Читаем Застывшее эхо полностью

Классик социологической науки XX века Р. Мертон утверждал, что если какое-то сколь угодно неприятное явление, будь то ростовщичество или буттлегерство, десятилетиями, а то и веками не удается искоренить, значит, оно отвечает какой-то фундаментальной общественной потребности, которая непременно будет удовлетворена не одной, так другой социальной группой. А потому, если бы даже Господь вовсе очистил Россию от евреев, как владения Дикого Помещика от мужика, их функции все равно взяли бы на себя наиболее подготовленные лица русской национальности (что и подтверждает, в частности, уровень потребления алкоголя во внутренних губерниях). Этих «лиц», конечно, тоже недолюбливали бы, но беда в том, что социальное расслоение, совпав с расслоением национальным, становится стократно более опасным: страшно подумать, во что разросся бы сегодняшний конфликт между энергетиками и угольщиками, если бы они еще принадлежали разным нациям.

Предотвращать подобные взрывоопасные ситуации – прямая обязанность любого правительства. Вот только осуществимое ли это дело? А если да, то какими средствами? Даже и сегодня простых русских людей охватывают небезопасные для правопорядка чувства, когда они замечают на рынке, ну, если даже не преобладание, а лишь резко повышенный процент лиц иного антропологического типа. Либеральное ханжество велит нам не замечать национальностей, то есть не замечать реально существующего соперничества народов и культур, предоставляя ему катиться без участия наиболее образованных и морально устойчивых слоев общества, чтобы примитивные энергичные вожаки овладевали толпой уже без всякой интеллигентской коррекции (а фашизм и есть бунт энергичной примитивности против непонятной и отталкивающей сложности социального бытия).

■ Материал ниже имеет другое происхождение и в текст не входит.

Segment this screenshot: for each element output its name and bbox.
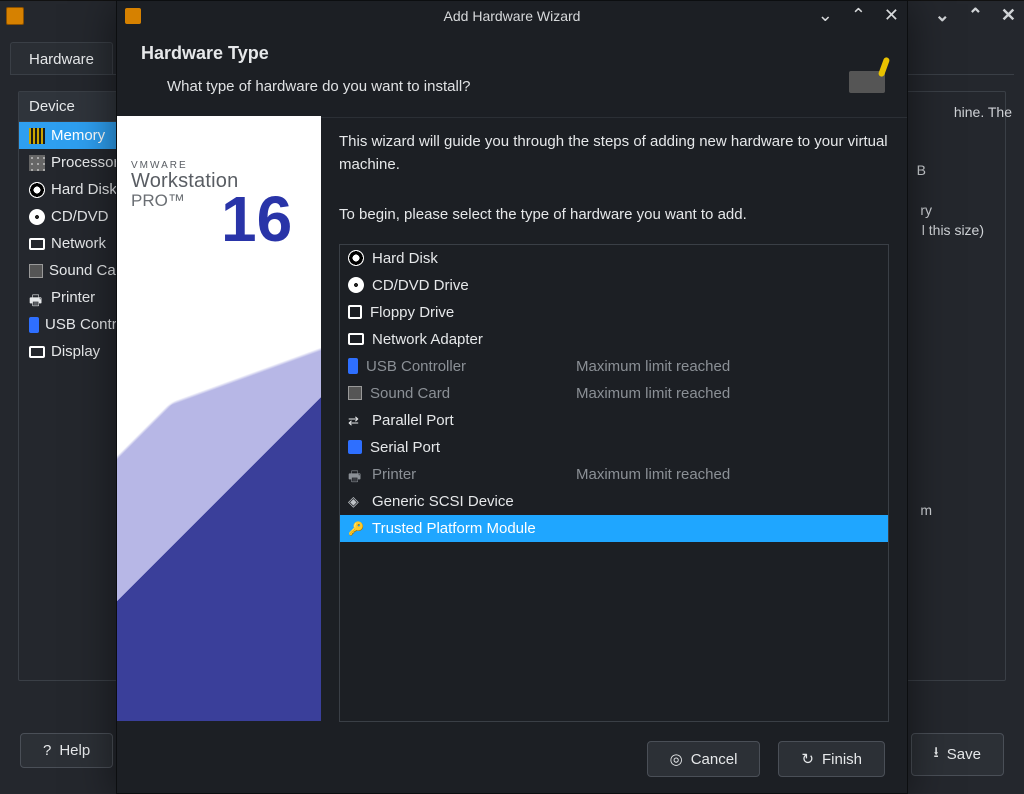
cpu-icon xyxy=(29,155,45,171)
help-button-label: Help xyxy=(59,742,90,759)
add-hardware-wizard-dialog: Add Hardware Wizard ⌄ ⌃ ✕ Hardware Type … xyxy=(116,0,908,794)
hw-option-note: Maximum limit reached xyxy=(576,466,730,483)
hw-option-usb: USB Controller Maximum limit reached xyxy=(340,353,888,380)
help-button[interactable]: ? Help xyxy=(20,733,113,768)
save-button[interactable]: ⭳ Save xyxy=(911,733,1004,776)
detail-text-frag5: m xyxy=(920,499,932,523)
usb-icon xyxy=(348,358,358,374)
device-label: Network xyxy=(51,235,106,252)
wizard-intro-2: To begin, please select the type of hard… xyxy=(339,203,889,226)
wizard-window-controls: ⌄ ⌃ ✕ xyxy=(818,5,899,26)
vm-settings-window-controls: ⌄ ⌃ ✕ xyxy=(935,5,1016,26)
maximize-icon[interactable]: ⌃ xyxy=(968,5,983,26)
finish-button[interactable]: ↻ Finish xyxy=(778,741,885,777)
wizard-header: Hardware Type What type of hardware do y… xyxy=(117,31,907,118)
tpm-icon xyxy=(348,520,364,536)
minimize-icon[interactable]: ⌄ xyxy=(818,5,833,26)
floppy-icon xyxy=(348,305,362,319)
disk-icon xyxy=(348,250,364,266)
wizard-header-title: Hardware Type xyxy=(141,43,883,64)
hw-option-label: Trusted Platform Module xyxy=(372,520,536,537)
wizard-titlebar: Add Hardware Wizard ⌄ ⌃ ✕ xyxy=(117,1,907,31)
hardware-type-list[interactable]: Hard Disk CD/DVD Drive Floppy Drive Netw… xyxy=(339,244,889,722)
wizard-body: VMWARE Workstation PRO™ 16 This wizard w… xyxy=(117,116,907,721)
disk-icon xyxy=(29,182,45,198)
parallel-icon xyxy=(348,412,364,428)
save-icon: ⭳ xyxy=(934,742,939,767)
wizard-title: Add Hardware Wizard xyxy=(444,8,581,24)
hw-option-label: Serial Port xyxy=(370,439,440,456)
device-label: Processors xyxy=(51,154,126,171)
close-icon[interactable]: ✕ xyxy=(1001,5,1016,26)
hw-option-note: Maximum limit reached xyxy=(576,358,730,375)
sound-icon xyxy=(348,386,362,400)
hw-option-label: Generic SCSI Device xyxy=(372,493,514,510)
hw-option-label: Sound Card xyxy=(370,385,450,402)
cd-icon xyxy=(29,209,45,225)
hw-option-printer: Printer Maximum limit reached xyxy=(340,461,888,488)
hw-option-label: Network Adapter xyxy=(372,331,483,348)
cancel-icon: ◎ xyxy=(670,750,683,768)
hw-option-hard-disk[interactable]: Hard Disk xyxy=(340,245,888,272)
tab-hardware[interactable]: Hardware xyxy=(10,42,113,74)
finish-button-label: Finish xyxy=(822,751,862,768)
serial-icon xyxy=(348,440,362,454)
wizard-buttons-bar: ◎ Cancel ↻ Finish xyxy=(117,741,907,777)
app-icon xyxy=(6,7,24,25)
hw-option-floppy[interactable]: Floppy Drive xyxy=(340,299,888,326)
detail-text-frag4: l this size) xyxy=(922,219,984,243)
wizard-header-subtitle: What type of hardware do you want to ins… xyxy=(167,78,883,95)
usb-icon xyxy=(29,317,39,333)
refresh-icon: ↻ xyxy=(801,750,814,768)
device-label: CD/DVD xyxy=(51,208,109,225)
printer-icon xyxy=(348,466,364,482)
maximize-icon[interactable]: ⌃ xyxy=(851,5,866,26)
wizard-right-pane: This wizard will guide you through the s… xyxy=(321,116,907,721)
cancel-button-label: Cancel xyxy=(691,751,738,768)
save-button-label: Save xyxy=(947,746,981,763)
device-label: Printer xyxy=(51,289,95,306)
hw-option-parallel[interactable]: Parallel Port xyxy=(340,407,888,434)
network-icon xyxy=(348,333,364,345)
scsi-icon xyxy=(348,493,364,509)
printer-icon xyxy=(29,290,45,306)
network-icon xyxy=(29,238,45,250)
hw-option-network[interactable]: Network Adapter xyxy=(340,326,888,353)
wizard-intro-1: This wizard will guide you through the s… xyxy=(339,130,889,177)
hw-option-sound: Sound Card Maximum limit reached xyxy=(340,380,888,407)
sound-icon xyxy=(29,264,43,278)
app-icon xyxy=(125,8,141,24)
hw-option-note: Maximum limit reached xyxy=(576,385,730,402)
wizard-side-image: VMWARE Workstation PRO™ 16 xyxy=(117,116,321,721)
hw-option-label: USB Controller xyxy=(366,358,466,375)
brand-block: VMWARE Workstation PRO™ 16 xyxy=(131,160,238,211)
device-label: Display xyxy=(51,343,100,360)
hw-option-scsi[interactable]: Generic SCSI Device xyxy=(340,488,888,515)
device-label: Hard Disk xyxy=(51,181,117,198)
display-icon xyxy=(29,346,45,358)
hw-option-label: Floppy Drive xyxy=(370,304,454,321)
cd-icon xyxy=(348,277,364,293)
memory-icon xyxy=(29,128,45,144)
hw-option-cddvd[interactable]: CD/DVD Drive xyxy=(340,272,888,299)
cancel-button[interactable]: ◎ Cancel xyxy=(647,741,761,777)
detail-text-frag2: B xyxy=(917,159,926,183)
close-icon[interactable]: ✕ xyxy=(884,5,899,26)
hw-option-label: Printer xyxy=(372,466,416,483)
hw-option-serial[interactable]: Serial Port xyxy=(340,434,888,461)
hardware-chip-icon xyxy=(849,71,885,93)
brand-version: 16 xyxy=(221,182,292,256)
hw-option-label: CD/DVD Drive xyxy=(372,277,469,294)
minimize-icon[interactable]: ⌄ xyxy=(935,5,950,26)
hw-option-label: Parallel Port xyxy=(372,412,454,429)
detail-text-frag1: hine. The xyxy=(954,101,1012,125)
device-label: Memory xyxy=(51,127,105,144)
hw-option-tpm[interactable]: Trusted Platform Module xyxy=(340,515,888,542)
hw-option-label: Hard Disk xyxy=(372,250,438,267)
help-icon: ? xyxy=(43,742,51,759)
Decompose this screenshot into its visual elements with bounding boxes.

Но правительство империи позапрошлого века (равно как и его политические оппоненты – декабристы) даже и не догадывалось, что можно не замечать того, что замечают все, – оно стремилось сделать население максимально пригодным для выполнения стандартных государственных функций. Можно, конечно, желать, чтобы государственная элита склонилась перед правом каждой личности заниматься тем, к чему она привыкла, только это означало бы, что социальный организм отказывается от принципа, которым веками обеспечивалась его жизнеспособность. Обеспечивалась, в частности, и крепостным правом – таковы были стандарты, от которых все отсчитывалось.

Вместе с тем для подпавшего под его власть другого национального организма, спаянного религией, преданиями, социальной структурой, образом жизни, языком и т. д., и т. д., было более чем естественно противиться любым мерам, тоже ведущим к его распаду. Национальный организм как целое все равно сопротивлялся бы этим мерам, если бы даже каждому отдельному индивиду они сулили относительное благоденствие (нам не удастся подкупить их уровнем жизни именно потому, что они народ, а не толпа сброда, – примерно так писал об арабах знаменитый сионистский лидер Владимир Жаботинский). Но российское правительство в ту пору не могло бы обеспечить и личного благоденствия: в России и титульная нация отнюдь не упивалась медом и млеком, а ступить на крестьянскую стезю, не имея ни опыта, ни желания, которые не могут возникнуть даже из самых щедрых льгот и ссуд… Солженицын и сам прекрасно понимает: «Земледелие – это большое искусство, воспитываемое лишь в поколениях, а против желания, или при безучастности, людей на землю не посадить успешно» (с. 73). Правительство тоже находило евреев «заслуживающими снисхождения», но утопического своего замысла не покидало – тем более что «образовалось среди колонистов сколько-то и зажиточных земледельцев, успешно занимавшихся своим хозяйством» (с. 153), – как штучные колхозы-миллионеры поддерживали в советских правителях иллюзорные представления о возможностях колхозного строя.

Вместе с тем Солженицын обильно цитирует многолетние инспекционные донесения о нерадивостях и мошенничествах еврейских колонистов и несопоставимо меньше говорит о мошенничествах, нерадивостях и «малых организационных способностях» (с. 73) русской администрации. И хотя цель автора – доказать, что царское правительство ограничивало, но не преследовало евреев, – формально оказывается вроде бы достигнутой, однако упомянутая пропорция дает повод упрекнуть его в подыгрывании русской стороне. (Тем более что он почти не говорит и о еврейских ремесленниках, а все больше о шинкарях.) А уж еврейские младенцы, можно не сомневаться, прямо объявят, что и вся-то история неудачной «аграризации» евреев изложена Солженицыным с единственной целью еще раз оклеветать безупречный еврейский народ. Тогда как если бы не русское воровство, лень и «бардак», евреи бы еще при Александрах устроили образцово-показательные киббуцы. В ангельской уверенности, что и вся книга написана ради поругания еврейского племени, их еще больше укрепит реакция русских младенцев: мы же, мол, всегда говорили – сколько еврея ни корми, трудиться он все равно не будет.